Arcanum 17 - André Breton
Publication date: 1944 (revised 1947)
Edition: Arcanum 17 with Apertures (translation by Zack Rogow)
Publisher: Green Integer
Pages: 148
Source: Amazon, after failing to find it in a book shop.
Summary/Back of the book:
André Breton wrote Arcanum 17 during a trip to the Gaspé Peninsula in Quebec in the months after D-Day in 1944, when the Allied troops were liberating Occupied Europe. Using the huge Percé Rock - its impermanence, its slow-motion crumbling, its singular beauty - as his central metaphor, Breton considers love and loss, aggression and war, pacifism, feminism, and the occult, in a book that is part prose and part poetry, part reality and part dream. In the 17th card in the Major Arcana of the Tarot deck, a naked woman beneath a sky of stars pours water from two urns into water and onto land. This card represents hope, renewal and resurrection - the themes that permeate Arcanum 17. Considered radical at the time, Breton's ideas today seem almost prescient, yet still breathtaking in their passionate uunderlyingbelief in the indestructibility of life and the freedom of the human spirit.
My review:
I think this is a work that would benefit from several readings, if you are into the kind of book it is. I found it fairly difficult to get stuck into, there isn't exactly a plot to follow, just a lot of metaphors and philosophising in a sort of stream-of-consciousness way. When I read the introduction and found that André Breton started the practice of automatic writing I was not surprised in the least. I first tried to take it in in small doses, but that didn't really work as I didn't really remember where I had got to, and it's not the sort of thing that makes me want to rush to read the next bit.
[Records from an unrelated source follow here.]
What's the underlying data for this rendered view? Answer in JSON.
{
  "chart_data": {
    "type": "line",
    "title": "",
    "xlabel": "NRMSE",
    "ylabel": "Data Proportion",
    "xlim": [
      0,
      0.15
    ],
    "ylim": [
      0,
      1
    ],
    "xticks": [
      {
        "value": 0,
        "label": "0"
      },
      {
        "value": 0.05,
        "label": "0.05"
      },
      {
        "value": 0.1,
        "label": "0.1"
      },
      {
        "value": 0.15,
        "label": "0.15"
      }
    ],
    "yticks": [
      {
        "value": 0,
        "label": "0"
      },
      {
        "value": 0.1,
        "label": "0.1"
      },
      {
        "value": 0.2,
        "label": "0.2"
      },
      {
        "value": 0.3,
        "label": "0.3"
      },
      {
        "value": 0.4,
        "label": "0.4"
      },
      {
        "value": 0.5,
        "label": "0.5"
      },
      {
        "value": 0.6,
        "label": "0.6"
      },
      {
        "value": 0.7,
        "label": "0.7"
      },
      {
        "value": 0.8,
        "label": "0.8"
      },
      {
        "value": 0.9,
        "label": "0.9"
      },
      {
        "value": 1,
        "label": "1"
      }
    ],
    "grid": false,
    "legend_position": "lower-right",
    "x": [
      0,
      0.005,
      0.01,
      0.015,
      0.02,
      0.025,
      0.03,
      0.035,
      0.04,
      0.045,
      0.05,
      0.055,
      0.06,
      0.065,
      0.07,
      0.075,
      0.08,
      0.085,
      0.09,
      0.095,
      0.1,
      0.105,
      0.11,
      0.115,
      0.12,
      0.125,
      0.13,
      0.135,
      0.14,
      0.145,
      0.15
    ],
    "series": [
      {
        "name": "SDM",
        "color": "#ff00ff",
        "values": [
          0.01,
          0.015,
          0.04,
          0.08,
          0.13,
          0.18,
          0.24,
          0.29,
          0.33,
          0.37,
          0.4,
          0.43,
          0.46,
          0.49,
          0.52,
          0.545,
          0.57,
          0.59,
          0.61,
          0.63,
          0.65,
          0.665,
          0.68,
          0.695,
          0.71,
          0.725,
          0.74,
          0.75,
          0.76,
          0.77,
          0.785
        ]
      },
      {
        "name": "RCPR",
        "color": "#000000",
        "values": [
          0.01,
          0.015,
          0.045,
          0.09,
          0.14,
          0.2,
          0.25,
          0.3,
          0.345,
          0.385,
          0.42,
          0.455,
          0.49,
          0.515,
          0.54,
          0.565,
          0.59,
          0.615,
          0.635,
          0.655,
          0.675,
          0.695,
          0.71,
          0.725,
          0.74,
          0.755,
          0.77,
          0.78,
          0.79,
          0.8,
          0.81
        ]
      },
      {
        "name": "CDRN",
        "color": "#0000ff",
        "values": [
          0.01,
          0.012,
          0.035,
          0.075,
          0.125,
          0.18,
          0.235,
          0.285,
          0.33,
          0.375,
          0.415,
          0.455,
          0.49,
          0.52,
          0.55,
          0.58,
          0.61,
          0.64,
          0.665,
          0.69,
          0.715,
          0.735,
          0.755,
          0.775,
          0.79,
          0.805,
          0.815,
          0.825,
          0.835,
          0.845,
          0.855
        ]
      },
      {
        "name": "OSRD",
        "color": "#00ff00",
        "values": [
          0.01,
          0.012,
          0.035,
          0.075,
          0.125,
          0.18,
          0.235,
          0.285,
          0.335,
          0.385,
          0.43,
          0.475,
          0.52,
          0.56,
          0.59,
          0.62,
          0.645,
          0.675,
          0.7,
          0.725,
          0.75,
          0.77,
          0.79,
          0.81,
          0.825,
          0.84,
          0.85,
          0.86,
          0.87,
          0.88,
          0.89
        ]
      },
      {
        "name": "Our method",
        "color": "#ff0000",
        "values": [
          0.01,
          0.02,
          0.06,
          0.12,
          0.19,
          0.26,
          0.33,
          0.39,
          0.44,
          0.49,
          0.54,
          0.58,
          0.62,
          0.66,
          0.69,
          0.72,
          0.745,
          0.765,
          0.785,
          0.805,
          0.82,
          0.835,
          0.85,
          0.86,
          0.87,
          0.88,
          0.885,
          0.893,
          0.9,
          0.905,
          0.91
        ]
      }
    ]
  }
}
I finally resorted to settling down to read it all in one go, if I'm honest a bit to get it over with, but also because the stream of consciousness style doesn't lend itself well to finding a natural stopping point and I was worried that if I put it down again I'd never pick it up again.
This probably sounds like I didn't like it, but as I mentioned at the beginning, I think it would benefit from several goes, because although it's quite a small book being only 148 pages in A6 size there is a lot of imagery around the pertinent thoughts and ideas and I don't think I took everything I could have out of it this time around. It was interesting to see that some of the thoughts Breton had about the future have come to pass.
Actually, I would have preferred a larger page size, more spread out, I find it an uncomfortable size to hold, and the typeface was a bit small and it seemed cramped, which exacerbated the problems of there being no natural stopping places, which rather led me to read very fast and possibly miss some of the detail, so if you feel like trying it another edition might be a good idea.
I'm afraid I have a rather unpoetical soul, so I perhaps didn't make all the connections I was meant to make with all the metaphors but I just about grasped that the crumbling big rock was about the impermanence of life. I liked the "Apertures" bit at the end the best, because it was written in a more (though not by any means entirely) straightforward manner and seemed to have some progression, where the main part seemed like you could chop one bit out and stick it in somewhere else and it'd be difficult to notice that it'd been moved. It almost made me feel as though I was under the influence of a mind altering substance, which was possibly the point. I certainly wouldn't be able to describe much of what goes on in it.
I think I'd try something else by André Breton, but not to the extent I'm going to rush out and buy all his works. If you like philosophising and poetical prose you will probably think it is great, I am more of a plot person but I can appreciate the experience of something that makes me think a bit differently and that makes me actually do some work while reading instead of just absorbing me into a story.